Внезапно вмешался Рене, слушавший их с напряженным вниманием.
— Я буду ей защитой.
Жан зарычал и снова рванулся бы вперед, если бы Пьер не удержал его повелительным жестом. Сирен обернулась к Рене и удивленно посмотрела на него.
— Совершенно незачем, — настойчиво проговорила она вполголоса. — Вас это не касается.
— Пусть говорит, — сказал Пьер, хотя на его лице мелькнула какая-то тень, похожая на гримасу боли.
Рене встал, открыто глядя на остальных.
— Не заблуждайтесь, я делаю это не от страха и не из благодарности. За последние несколько дней я обнаружил, как сильно привязался к Сирен. Что она вам или вы ей, я не знаю, но, по крайней мере, могу вам обещать, что не причиню ей никакого вреда, и никому другому не удастся обидеть или оскорбить ее, пока она находится под моей охраной.
Сирен, с изумлением слушавшая его, запротестовала.
— Да замолчите вы! Мне не нужна ваша помощь.
— Под твоей охраной, — повторил Пьер. — А кем она будет для тебя?
— Это уж наше дело.
Жан хмыкнул.
— Значит, твоей любовницей. Или, может, твоей охраны хватит только на пару ночей?
— Надеюсь, что этот срок будет больше.
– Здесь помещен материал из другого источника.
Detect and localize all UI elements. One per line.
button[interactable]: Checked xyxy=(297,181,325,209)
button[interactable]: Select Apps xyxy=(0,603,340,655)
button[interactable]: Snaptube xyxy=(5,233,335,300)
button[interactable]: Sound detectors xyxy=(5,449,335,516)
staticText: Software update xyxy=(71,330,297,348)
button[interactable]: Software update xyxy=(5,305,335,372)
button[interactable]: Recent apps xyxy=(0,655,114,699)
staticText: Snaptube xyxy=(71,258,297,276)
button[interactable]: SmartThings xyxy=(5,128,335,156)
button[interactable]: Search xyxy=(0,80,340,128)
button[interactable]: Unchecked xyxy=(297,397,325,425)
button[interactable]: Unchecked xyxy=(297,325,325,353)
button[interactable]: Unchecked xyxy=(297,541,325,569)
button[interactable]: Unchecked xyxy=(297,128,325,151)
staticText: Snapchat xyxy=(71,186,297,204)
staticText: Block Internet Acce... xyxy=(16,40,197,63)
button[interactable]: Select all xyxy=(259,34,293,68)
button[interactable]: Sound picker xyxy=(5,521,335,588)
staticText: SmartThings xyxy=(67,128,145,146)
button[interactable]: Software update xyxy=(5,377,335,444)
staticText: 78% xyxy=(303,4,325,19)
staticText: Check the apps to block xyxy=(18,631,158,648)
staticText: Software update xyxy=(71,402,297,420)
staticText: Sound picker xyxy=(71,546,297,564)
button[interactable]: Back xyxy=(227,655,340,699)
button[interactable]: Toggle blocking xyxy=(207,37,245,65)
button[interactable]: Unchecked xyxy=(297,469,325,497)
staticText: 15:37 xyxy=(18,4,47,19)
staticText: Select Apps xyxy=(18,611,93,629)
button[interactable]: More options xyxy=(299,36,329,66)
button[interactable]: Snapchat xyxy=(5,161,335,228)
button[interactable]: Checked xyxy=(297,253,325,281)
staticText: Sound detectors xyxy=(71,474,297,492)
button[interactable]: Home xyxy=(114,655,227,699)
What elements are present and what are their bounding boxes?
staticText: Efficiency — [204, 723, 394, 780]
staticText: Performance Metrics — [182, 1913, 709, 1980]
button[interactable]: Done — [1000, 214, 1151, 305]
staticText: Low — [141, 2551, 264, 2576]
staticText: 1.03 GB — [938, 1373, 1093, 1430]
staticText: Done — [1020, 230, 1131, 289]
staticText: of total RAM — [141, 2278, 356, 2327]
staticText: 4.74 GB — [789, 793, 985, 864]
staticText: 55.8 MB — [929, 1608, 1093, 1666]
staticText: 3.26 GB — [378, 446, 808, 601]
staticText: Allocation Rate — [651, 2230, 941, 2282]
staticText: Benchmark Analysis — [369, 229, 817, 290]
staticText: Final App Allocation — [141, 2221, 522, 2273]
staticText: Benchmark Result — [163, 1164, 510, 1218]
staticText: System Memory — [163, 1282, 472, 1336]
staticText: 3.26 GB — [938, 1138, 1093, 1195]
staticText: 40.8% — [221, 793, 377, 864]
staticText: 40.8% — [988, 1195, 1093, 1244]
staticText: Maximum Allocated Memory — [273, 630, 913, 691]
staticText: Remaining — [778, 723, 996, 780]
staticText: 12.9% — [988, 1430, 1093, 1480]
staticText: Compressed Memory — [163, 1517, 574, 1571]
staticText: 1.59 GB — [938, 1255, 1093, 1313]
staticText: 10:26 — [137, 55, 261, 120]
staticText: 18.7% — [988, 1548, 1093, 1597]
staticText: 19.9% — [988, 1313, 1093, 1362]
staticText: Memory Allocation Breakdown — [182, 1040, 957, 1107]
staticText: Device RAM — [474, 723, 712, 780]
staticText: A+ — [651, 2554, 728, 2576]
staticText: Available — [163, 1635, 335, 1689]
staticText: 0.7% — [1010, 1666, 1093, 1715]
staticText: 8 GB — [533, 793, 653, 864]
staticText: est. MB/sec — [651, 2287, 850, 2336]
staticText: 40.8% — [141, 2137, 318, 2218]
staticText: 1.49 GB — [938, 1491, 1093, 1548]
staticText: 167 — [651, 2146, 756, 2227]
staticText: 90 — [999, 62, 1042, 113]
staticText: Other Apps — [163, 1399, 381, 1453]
Я думал и даже надеялся, что это продлится хотя бы столько времени, сколько займет ваша следующая экспедиция к англичанам.
Жан выругался, Гастон — тоже, он побледнел. Пьер сохранял спокойствие, только прищурился.
— Надеюсь, ты объяснишь.
— Простите за резкость, — сказал Рене, — я догадался про индиго почти сразу, как вы принесли его на борт. Не так уж трудно было понять, что это, поскольку у Жана под ногтями кожа была голубоватого цвета, пока он не вымыл руки. Я лежал и думал, в какое вы пускаетесь предприятие и какой доход рассчитываете получить., и обнаружил у себя большое желание присоединиться к вам.
— Разумеется, из-за денег? — сказал Пьер.
— И это не помешает, хотя, честно говоря, я имею достаточное содержание от семьи, конечно, если не проматываю все за игорным столом. Возможно, вы не поверите, в чем состоит настоящая причина, но я могу сказать. Я устал от цивилизации и ее законов, сыт по горло. Теперь, когда я здесь, я жажду проникнуть в дикие дебри, увидеть, как живут индейцы, ну и, может быть, совершить что-нибудь, что связано с определенной долей риска. Не могу объяснить вам, почему, могу лишь утверждать, что это так.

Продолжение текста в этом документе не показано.